VIS/ENH Hexbin plot by TomAugspurger · Pull Request #5478 · pandas-dev/pandas (original) (raw)

Oh, also, I hate the matplotlib argument names for the value (C) and reduction function reduce_C_function.

A brief overview:

by default (C=None), compute a histogram in each bin. Essentially each (x, y) point in a bin has a value of 1, and the reduction function is sum (i.e. count since every value is 1.)

If you specify C (another column of df for pandas), then each point is a 3 tuple (x, y, c): (x, y) still specify what bin you end up in, and c determines the value passed to the reduction function reduce_C_function

What's the policy on respecting other libraries' function arguments. Other pandas plotting functions seem to use colormap instead of matplotlib's cmap.

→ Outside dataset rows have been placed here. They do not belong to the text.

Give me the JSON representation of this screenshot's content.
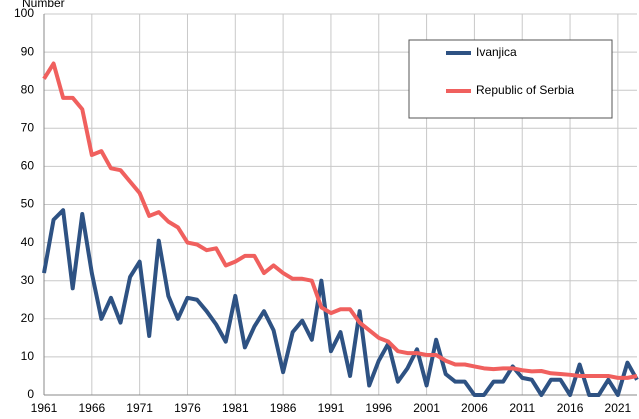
{
  "chart_data": {
    "type": "line",
    "y_label": "Number",
    "x": [
      1961,
      1962,
      1963,
      1964,
      1965,
      1966,
      1967,
      1968,
      1969,
      1970,
      1971,
      1972,
      1973,
      1974,
      1975,
      1976,
      1977,
      1978,
      1979,
      1980,
      1981,
      1982,
      1983,
      1984,
      1985,
      1986,
      1987,
      1988,
      1989,
      1990,
      1991,
      1992,
      1993,
      1994,
      1995,
      1996,
      1997,
      1998,
      1999,
      2000,
      2001,
      2002,
      2003,
      2004,
      2005,
      2006,
      2007,
      2008,
      2009,
      2010,
      2011,
      2012,
      2013,
      2014,
      2015,
      2016,
      2017,
      2018,
      2019,
      2020,
      2021,
      2022,
      2023
    ],
    "series": [
      {
        "name": "Ivanjica",
        "color": "#2e5283",
        "values": [
          32,
          46,
          48.5,
          28,
          47.5,
          32,
          20,
          25.5,
          19,
          31,
          35,
          15.5,
          40.5,
          26,
          20,
          25.5,
          25,
          22,
          18.5,
          14,
          26,
          12.5,
          18,
          22,
          17,
          6,
          16.5,
          19.5,
          14.5,
          30,
          11.5,
          16.5,
          5,
          22,
          2.5,
          9,
          13.5,
          3.5,
          7,
          12,
          2.5,
          14.5,
          5.5,
          3.5,
          3.5,
          0,
          0,
          3.5,
          3.5,
          7.5,
          4.5,
          4,
          0,
          4,
          4,
          0,
          8,
          0,
          0,
          4,
          0,
          8.5,
          4
        ]
      },
      {
        "name": "Republic of Serbia",
        "color": "#f0605e",
        "values": [
          83,
          87,
          78,
          78,
          75,
          63,
          64,
          59.5,
          59,
          56,
          53,
          47,
          48,
          45.5,
          44,
          40,
          39.5,
          38,
          38.5,
          34,
          35,
          36.5,
          36.5,
          32,
          34,
          32,
          30.5,
          30.5,
          30,
          23,
          21.5,
          22.5,
          22.5,
          19,
          17,
          15,
          14,
          11.5,
          11,
          11,
          10.5,
          10.5,
          9,
          8,
          8,
          7.5,
          7,
          6.8,
          7,
          7,
          6.5,
          6.2,
          6.3,
          5.7,
          5.5,
          5.3,
          5,
          5,
          5,
          5,
          4.5,
          4.5,
          5
        ]
      }
    ],
    "xlim": [
      1961,
      2023
    ],
    "xticks": [
      1961,
      1966,
      1971,
      1976,
      1981,
      1986,
      1991,
      1996,
      2001,
      2006,
      2011,
      2016,
      2021
    ],
    "ylim": [
      0,
      100
    ],
    "yticks": [
      0,
      10,
      20,
      30,
      40,
      50,
      60,
      70,
      80,
      90,
      100
    ],
    "grid": true,
    "legend": "upper right"
  }
}
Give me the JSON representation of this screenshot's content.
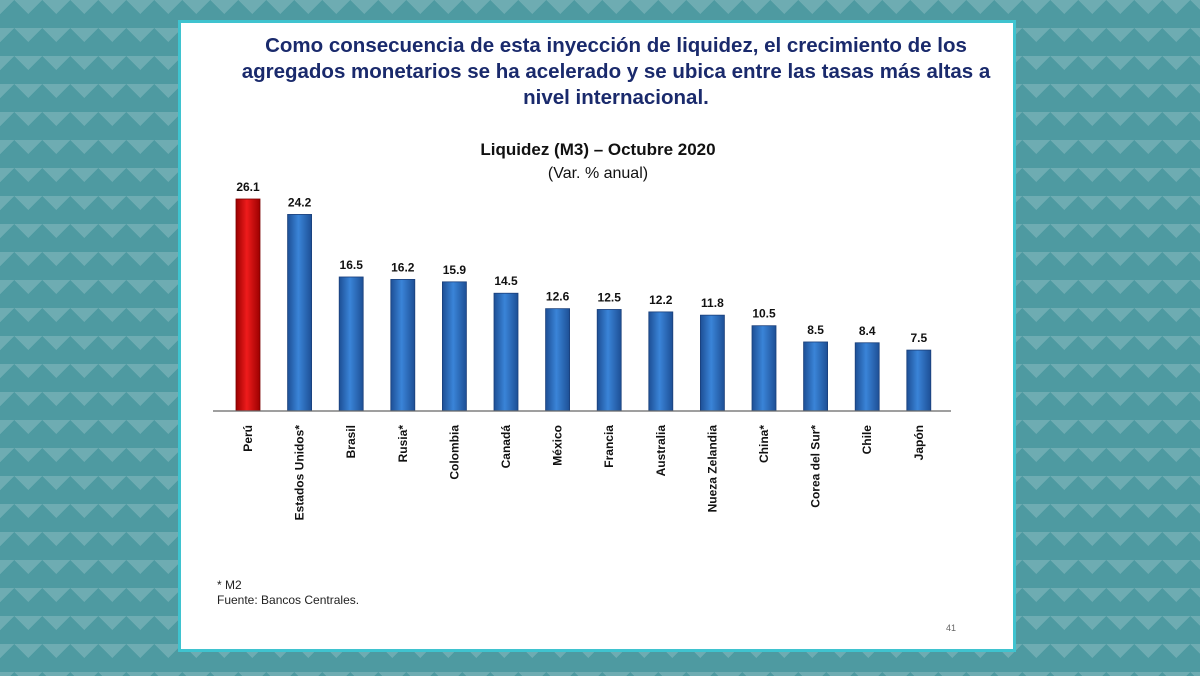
{
  "slide": {
    "headline": "Como consecuencia de esta inyección de liquidez, el crecimiento de los agregados monetarios se ha acelerado y se ubica entre las tasas más altas a nivel internacional.",
    "footnote_star": "* M2",
    "source": "Fuente: Bancos Centrales.",
    "page_number": "41"
  },
  "colors": {
    "highlight": "#d40000",
    "bar": "#2e6fc4",
    "headline": "#1a2a6c",
    "frame": "#3fc3cf"
  },
  "chart_data": {
    "type": "bar",
    "title": "Liquidez (M3) – Octubre 2020",
    "subtitle": "(Var. % anual)",
    "xlabel": "",
    "ylabel": "",
    "ylim": [
      0,
      26.1
    ],
    "categories": [
      "Perú",
      "Estados Unidos*",
      "Brasil",
      "Rusia*",
      "Colombia",
      "Canadá",
      "México",
      "Francia",
      "Australia",
      "Nueza Zelandia",
      "China*",
      "Corea del Sur*",
      "Chile",
      "Japón"
    ],
    "values": [
      26.1,
      24.2,
      16.5,
      16.2,
      15.9,
      14.5,
      12.6,
      12.5,
      12.2,
      11.8,
      10.5,
      8.5,
      8.4,
      7.5
    ],
    "labels": [
      "26.1",
      "24.2",
      "16.5",
      "16.2",
      "15.9",
      "14.5",
      "12.6",
      "12.5",
      "12.2",
      "11.8",
      "10.5",
      "8.5",
      "8.4",
      "7.5"
    ],
    "highlight_index": 0,
    "grid": false
  }
}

If we're willing to change, I'd suggest renaming C to value and reduce_C_function to reduce or reduce_func

Here's an example to play with if that helps:

df = DataFrame({"A": np.random.uniform(size=20), "B": np.random.uniform(size=20), "C": np.arange(20) + np.random.uniform(size=20)})

ax = df.plot(kind='hexbin', x='A', y='B', gridsize=10) # histogram by default ax = df.plot(kind='hexbin', x='A', y='B', C='C', reduce_C_function=np.max)

So in the second case the color of a bin will be determined by the maximum value of C (from column C in df) in that bin.